Again, a color photo reveals a world turning gray. It actually took a moment for the colored shirts on the Iraqi police officers to assert themselves into my focal vision, rather than merely providing a felt and uneasy sense of contrast. The wreckage from a car bomb dominates the foreground of the picture and is reinforced by the second smashed vehicle in the center rear. The scene as a whole is tonally consistent with these gray/white wrecks. But for one taillight and other minor reddish hints, this is a world of grays, greens, and other dull surfaces. Whether war zone or concrete yard, it’s a world being given over to gray. No wonder the police seem out of place: colorful, nonchalant, they imply domestic peace and all the life that can be a part of that. They are balanced and then some by the soldiers opposite them, who seem more of a permanent fixture. By contrast, the police are just passing through.
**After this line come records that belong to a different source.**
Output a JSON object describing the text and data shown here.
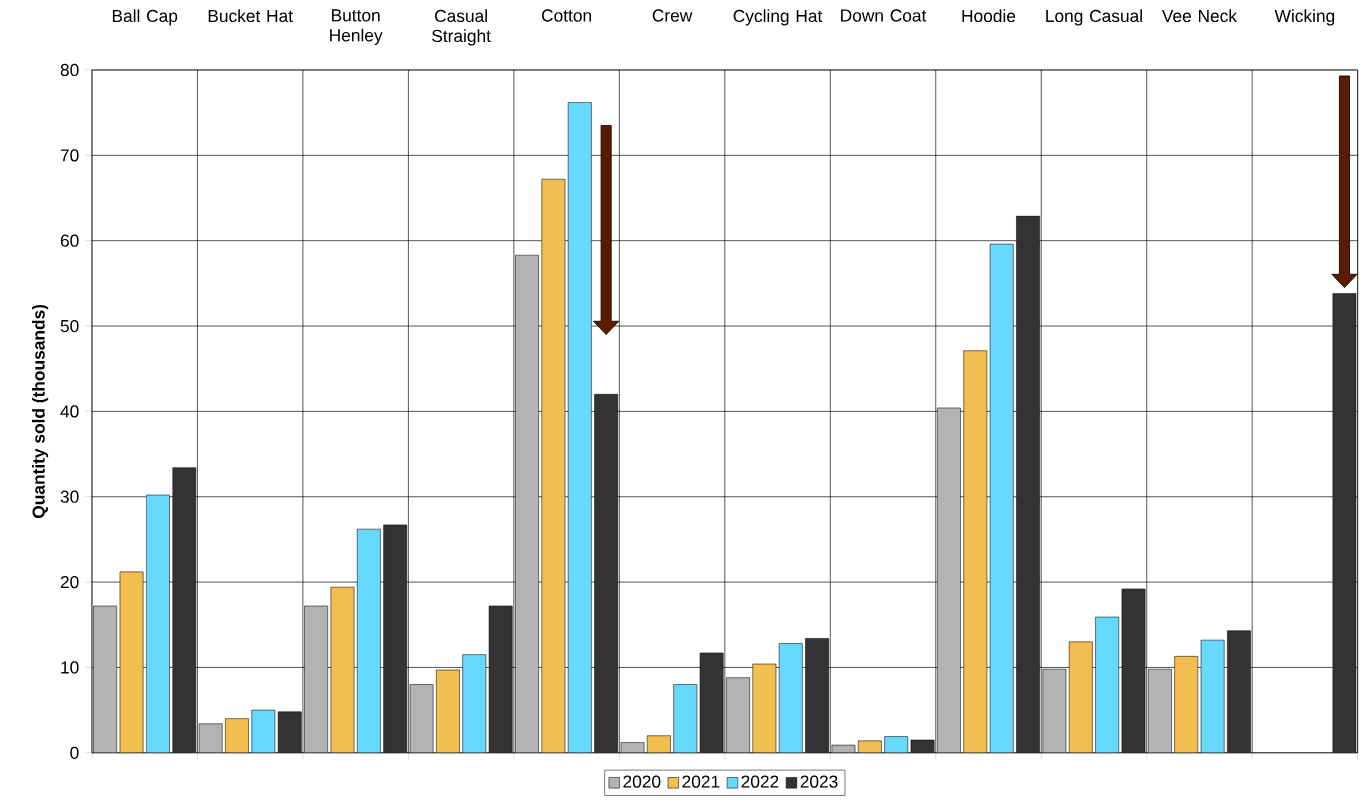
{
  "chart_data": {
    "type": "bar",
    "ylabel": "Quantity sold (thousands)",
    "categories": [
      "Ball Cap",
      "Bucket Hat",
      "Button Henley",
      "Casual Straight",
      "Cotton",
      "Crew",
      "Cycling Hat",
      "Down Coat",
      "Hoodie",
      "Long Casual",
      "Vee Neck",
      "Wicking"
    ],
    "series": [
      {
        "name": "2020",
        "color": "#b3b3b3",
        "values": [
          17.2,
          3.4,
          17.2,
          8.0,
          58.3,
          1.2,
          8.8,
          0.9,
          40.4,
          9.8,
          9.8,
          null
        ]
      },
      {
        "name": "2021",
        "color": "#f2be4f",
        "values": [
          21.2,
          4.0,
          19.4,
          9.7,
          67.2,
          2.0,
          10.4,
          1.4,
          47.1,
          13.0,
          11.3,
          null
        ]
      },
      {
        "name": "2022",
        "color": "#66d9ff",
        "values": [
          30.2,
          5.0,
          26.2,
          11.5,
          76.2,
          8.0,
          12.8,
          1.9,
          59.6,
          15.9,
          13.2,
          null
        ]
      },
      {
        "name": "2023",
        "color": "#333333",
        "values": [
          33.4,
          4.8,
          26.7,
          17.2,
          42.0,
          11.7,
          13.4,
          1.5,
          62.9,
          19.2,
          14.3,
          53.8
        ]
      }
    ],
    "ylim": [
      0,
      80
    ],
    "yticks": [
      0,
      10,
      20,
      30,
      40,
      50,
      60,
      70,
      80
    ],
    "grid": true,
    "legend": "bottom"
  }
}
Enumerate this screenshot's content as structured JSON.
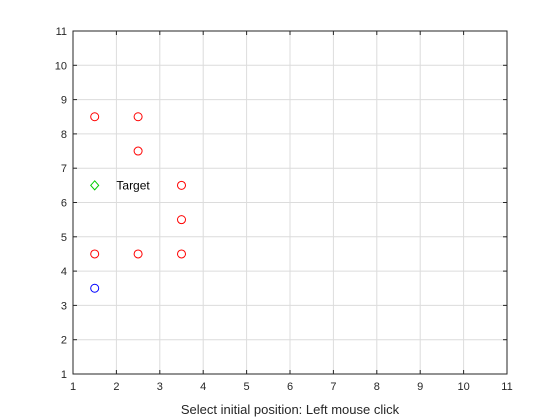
{
  "chart_data": {
    "type": "scatter",
    "title": "",
    "xlabel": "Select initial position: Left mouse click",
    "ylabel": "",
    "xlim": [
      1,
      11
    ],
    "ylim": [
      1,
      11
    ],
    "xticks": [
      1,
      2,
      3,
      4,
      5,
      6,
      7,
      8,
      9,
      10,
      11
    ],
    "yticks": [
      1,
      2,
      3,
      4,
      5,
      6,
      7,
      8,
      9,
      10,
      11
    ],
    "grid": true,
    "series": [
      {
        "marker": "circle",
        "color": "#ff0000",
        "points": [
          {
            "x": 1.5,
            "y": 8.5
          },
          {
            "x": 2.5,
            "y": 8.5
          },
          {
            "x": 2.5,
            "y": 7.5
          },
          {
            "x": 3.5,
            "y": 6.5
          },
          {
            "x": 3.5,
            "y": 5.5
          },
          {
            "x": 1.5,
            "y": 4.5
          },
          {
            "x": 2.5,
            "y": 4.5
          },
          {
            "x": 3.5,
            "y": 4.5
          }
        ]
      },
      {
        "marker": "diamond",
        "color": "#00cc00",
        "points": [
          {
            "x": 1.5,
            "y": 6.5
          }
        ]
      },
      {
        "marker": "circle",
        "color": "#0000ff",
        "points": [
          {
            "x": 1.5,
            "y": 3.5
          }
        ]
      }
    ],
    "annotations": [
      {
        "text": "Target",
        "x": 2.0,
        "y": 6.5
      }
    ]
  }
}
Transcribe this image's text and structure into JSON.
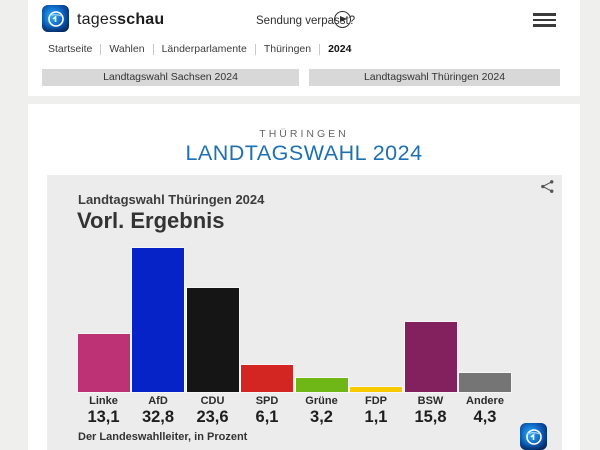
{
  "header": {
    "brand_regular": "tages",
    "brand_bold": "schau",
    "watch_link": "Sendung verpasst?"
  },
  "breadcrumb": [
    "Startseite",
    "Wahlen",
    "Länderparlamente",
    "Thüringen",
    "2024"
  ],
  "buttons": {
    "sachsen": "Landtagswahl Sachsen 2024",
    "thueringen": "Landtagswahl Thüringen 2024"
  },
  "page": {
    "kicker": "THÜRINGEN",
    "title": "LANDTAGSWAHL 2024"
  },
  "chart_data": {
    "type": "bar",
    "title": "Landtagswahl Thüringen 2024",
    "subtitle": "Vorl. Ergebnis",
    "source": "Der Landeswahlleiter, in Prozent",
    "categories": [
      "Linke",
      "AfD",
      "CDU",
      "SPD",
      "Grüne",
      "FDP",
      "BSW",
      "Andere"
    ],
    "values": [
      13.1,
      32.8,
      23.6,
      6.1,
      3.2,
      1.1,
      15.8,
      4.3
    ],
    "value_labels": [
      "13,1",
      "32,8",
      "23,6",
      "6,1",
      "3,2",
      "1,1",
      "15,8",
      "4,3"
    ],
    "bar_colors": [
      "#bd3274",
      "#0623c8",
      "#151515",
      "#d32521",
      "#6fb617",
      "#f6c900",
      "#83215f",
      "#757575"
    ],
    "ylabel": "Prozent",
    "ylim": [
      0,
      35
    ],
    "grid": false,
    "legend": false
  },
  "colors": {
    "accent_blue": "#1d70b4",
    "page_bg": "#efefee",
    "chart_bg": "#ececec",
    "button_bg": "#d8d8d8"
  }
}
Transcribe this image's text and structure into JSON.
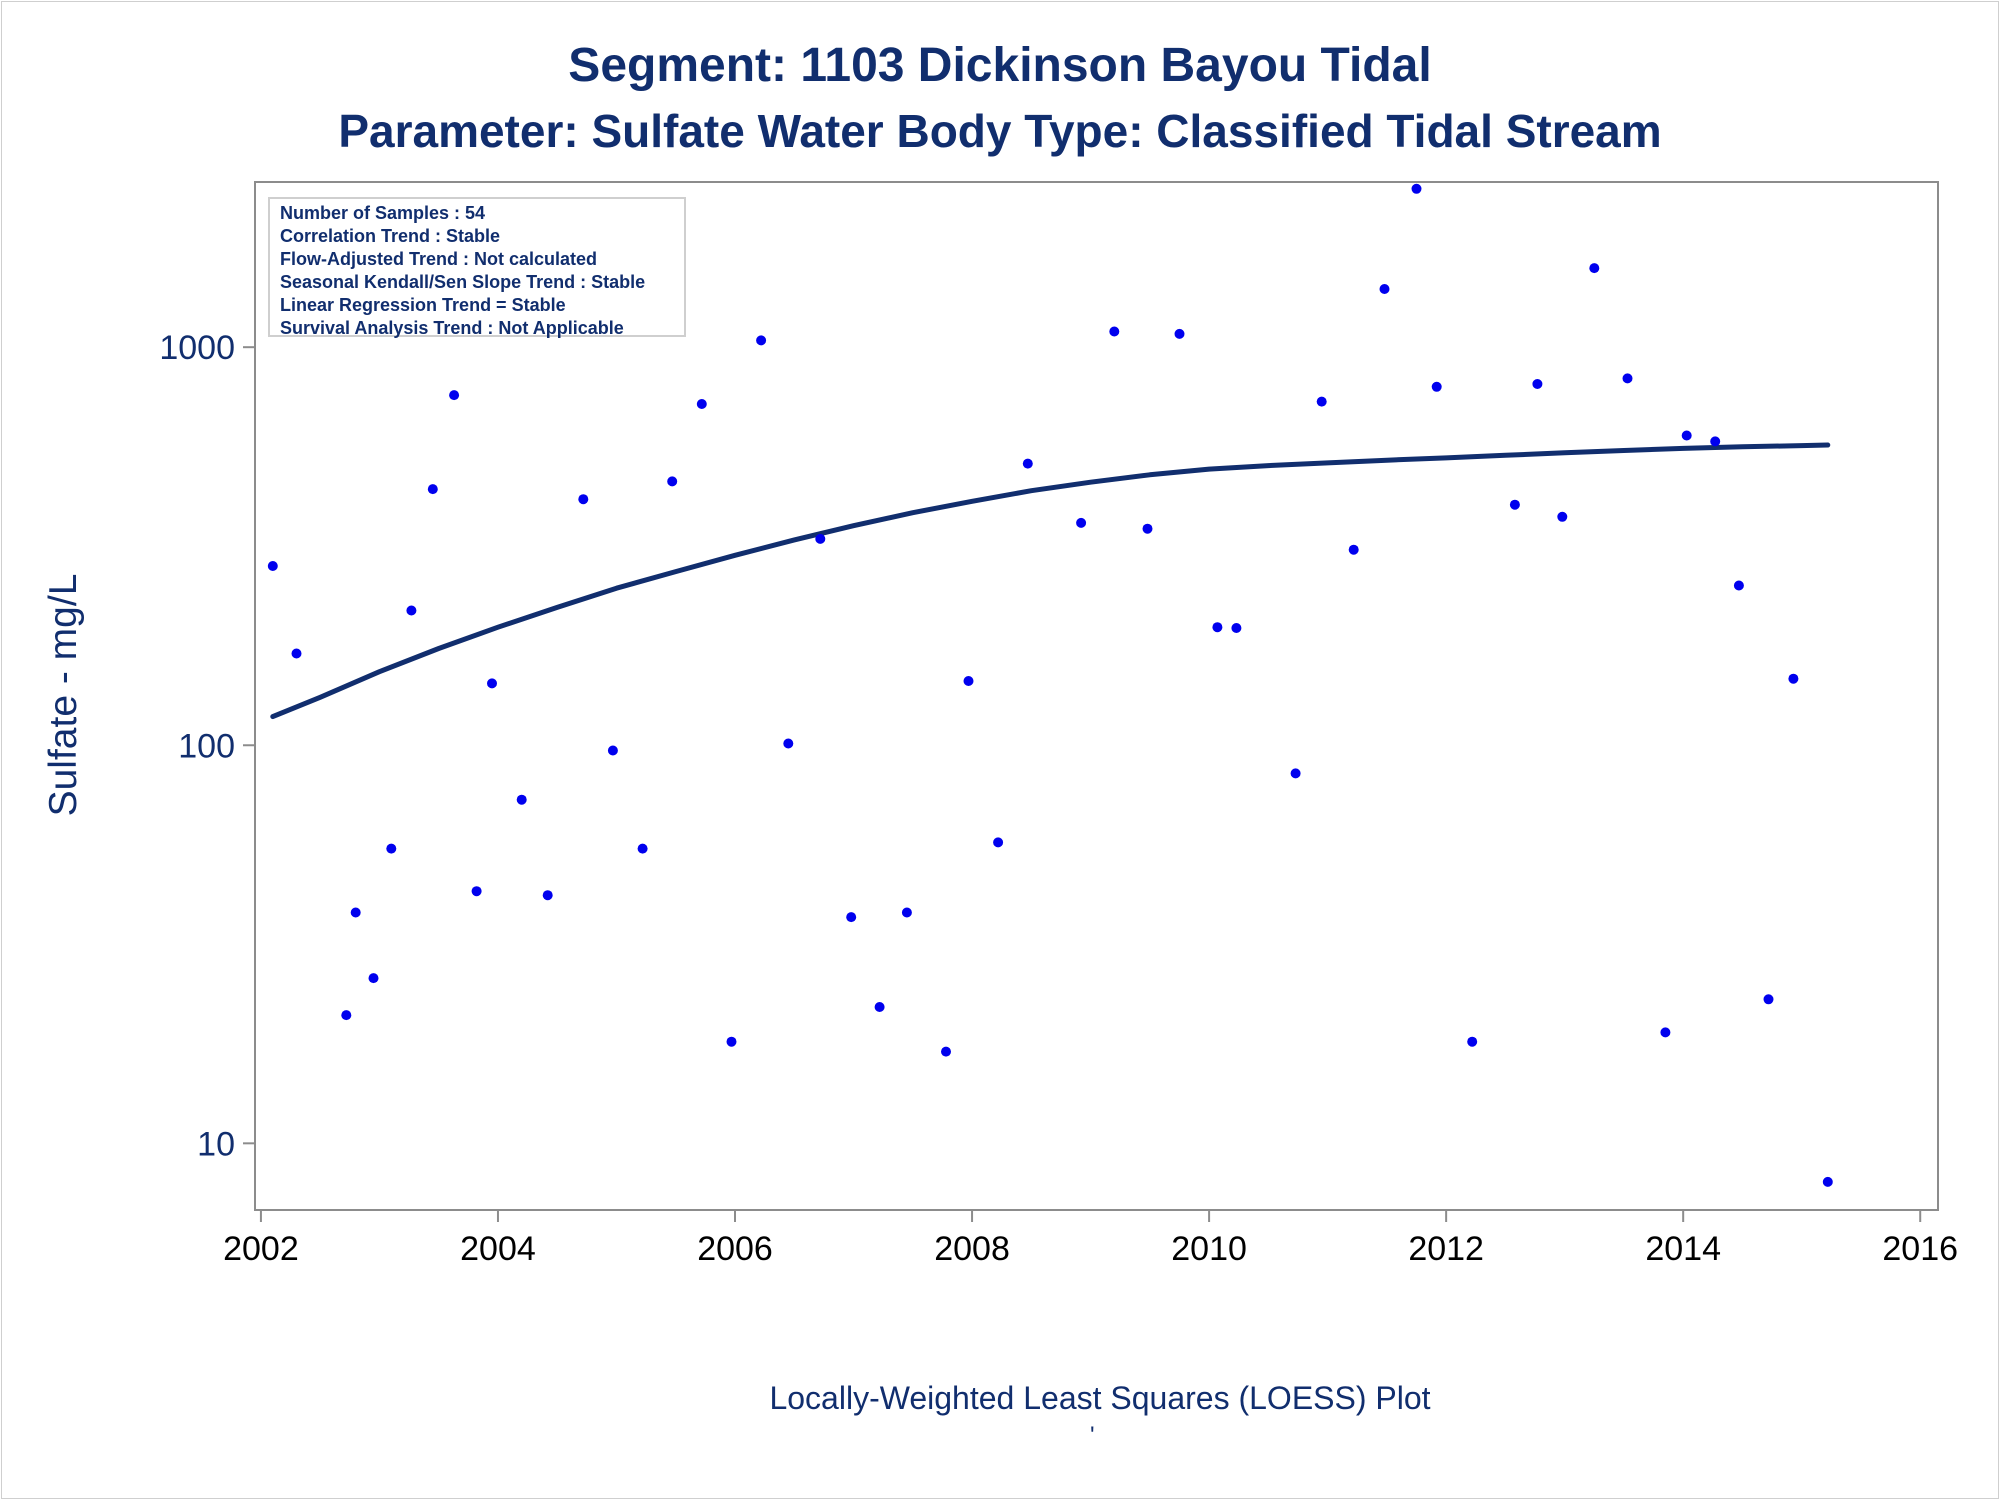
{
  "chart_data": {
    "type": "scatter",
    "title": "Segment: 1103  Dickinson Bayou Tidal",
    "subtitle": "Parameter: Sulfate   Water Body Type: Classified Tidal Stream",
    "ylabel": "Sulfate - mg/L",
    "xlabel": "",
    "footnote": "Locally-Weighted Least Squares (LOESS) Plot",
    "footnote2": "'",
    "y_scale": "log",
    "xlim": [
      2001.95,
      2016.15
    ],
    "ylim": [
      6.8,
      2600
    ],
    "x_ticks": [
      2002,
      2004,
      2006,
      2008,
      2010,
      2012,
      2014,
      2016
    ],
    "y_ticks": [
      10,
      100,
      1000
    ],
    "grid": false,
    "legend_position": "top-left",
    "legend_lines": [
      "Number of Samples : 54",
      "Correlation Trend : Stable",
      "Flow-Adjusted Trend : Not calculated",
      "Seasonal Kendall/Sen Slope Trend : Stable",
      "Linear Regression Trend = Stable",
      "Survival Analysis Trend : Not Applicable"
    ],
    "colors": {
      "points": "#0000ee",
      "loess": "#112e6e",
      "text": "#112e6e",
      "axis": "#8c8c8c"
    },
    "series": [
      {
        "kind": "points",
        "points": [
          [
            2002.1,
            282
          ],
          [
            2002.3,
            170
          ],
          [
            2002.72,
            21
          ],
          [
            2002.8,
            38
          ],
          [
            2002.95,
            26
          ],
          [
            2003.1,
            55
          ],
          [
            2003.27,
            218
          ],
          [
            2003.45,
            440
          ],
          [
            2003.63,
            758
          ],
          [
            2003.82,
            43
          ],
          [
            2003.95,
            143
          ],
          [
            2004.2,
            73
          ],
          [
            2004.42,
            42
          ],
          [
            2004.72,
            415
          ],
          [
            2004.97,
            97
          ],
          [
            2005.22,
            55
          ],
          [
            2005.47,
            460
          ],
          [
            2005.72,
            720
          ],
          [
            2005.97,
            18
          ],
          [
            2006.22,
            1040
          ],
          [
            2006.45,
            101
          ],
          [
            2006.72,
            330
          ],
          [
            2006.98,
            37
          ],
          [
            2007.22,
            22
          ],
          [
            2007.45,
            38
          ],
          [
            2007.78,
            17
          ],
          [
            2007.97,
            145
          ],
          [
            2008.22,
            57
          ],
          [
            2008.47,
            510
          ],
          [
            2008.92,
            362
          ],
          [
            2009.2,
            1095
          ],
          [
            2009.48,
            350
          ],
          [
            2009.75,
            1080
          ],
          [
            2010.07,
            198
          ],
          [
            2010.23,
            197
          ],
          [
            2010.73,
            85
          ],
          [
            2010.95,
            730
          ],
          [
            2011.22,
            310
          ],
          [
            2011.48,
            1400
          ],
          [
            2011.75,
            2500
          ],
          [
            2011.92,
            795
          ],
          [
            2012.22,
            18
          ],
          [
            2012.58,
            402
          ],
          [
            2012.77,
            808
          ],
          [
            2012.98,
            375
          ],
          [
            2013.25,
            1580
          ],
          [
            2013.53,
            835
          ],
          [
            2013.85,
            19
          ],
          [
            2014.03,
            600
          ],
          [
            2014.27,
            580
          ],
          [
            2014.47,
            252
          ],
          [
            2014.72,
            23
          ],
          [
            2014.93,
            147
          ],
          [
            2015.22,
            8
          ]
        ]
      },
      {
        "kind": "loess",
        "points": [
          [
            2002.1,
            118
          ],
          [
            2002.5,
            132
          ],
          [
            2003.0,
            153
          ],
          [
            2003.5,
            175
          ],
          [
            2004.0,
            198
          ],
          [
            2004.5,
            222
          ],
          [
            2005.0,
            248
          ],
          [
            2005.5,
            273
          ],
          [
            2006.0,
            300
          ],
          [
            2006.5,
            328
          ],
          [
            2007.0,
            356
          ],
          [
            2007.5,
            384
          ],
          [
            2008.0,
            410
          ],
          [
            2008.5,
            436
          ],
          [
            2009.0,
            458
          ],
          [
            2009.5,
            478
          ],
          [
            2010.0,
            494
          ],
          [
            2010.5,
            504
          ],
          [
            2011.0,
            512
          ],
          [
            2011.5,
            520
          ],
          [
            2012.0,
            527
          ],
          [
            2012.5,
            535
          ],
          [
            2013.0,
            543
          ],
          [
            2013.5,
            550
          ],
          [
            2014.0,
            557
          ],
          [
            2014.5,
            562
          ],
          [
            2015.0,
            566
          ],
          [
            2015.22,
            568
          ]
        ]
      }
    ]
  }
}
People like to think that wars, like fires, are accidents; and that fires, like wars, could not have been prevented. In reality, the California conflagrations are predictable outcomes of poorly regulated housing development. And the war in Iraq–well, we know that story, and it was no accident. The truth is that for all the art and energy that goes into building up modern societies, they also carry within themselves powerful forces that are continually turning people, places, and things into waste. Alongside familiar scenes of peace, prosperity, and color, another world is also under construction: Gray world, inert yet dangerous, making waste seem like second nature.

Photographs by Phil McCarten/Reuters (thanks to The Big Picture) and Karim Kadim/Associated Press. Note that because NCN doesn’t have a style sheet or a copy editor to keep my erratic spelling in check, I use both “gray” and “grey”; something I learned, somewhat to my embarrassment, when I searched for the Shades of Gray post and turned up more entries under “grey” than “gray.” Both terms are correct, but consistency would still be a virtue were it to be found here. For that, readers will have to look elsewhere.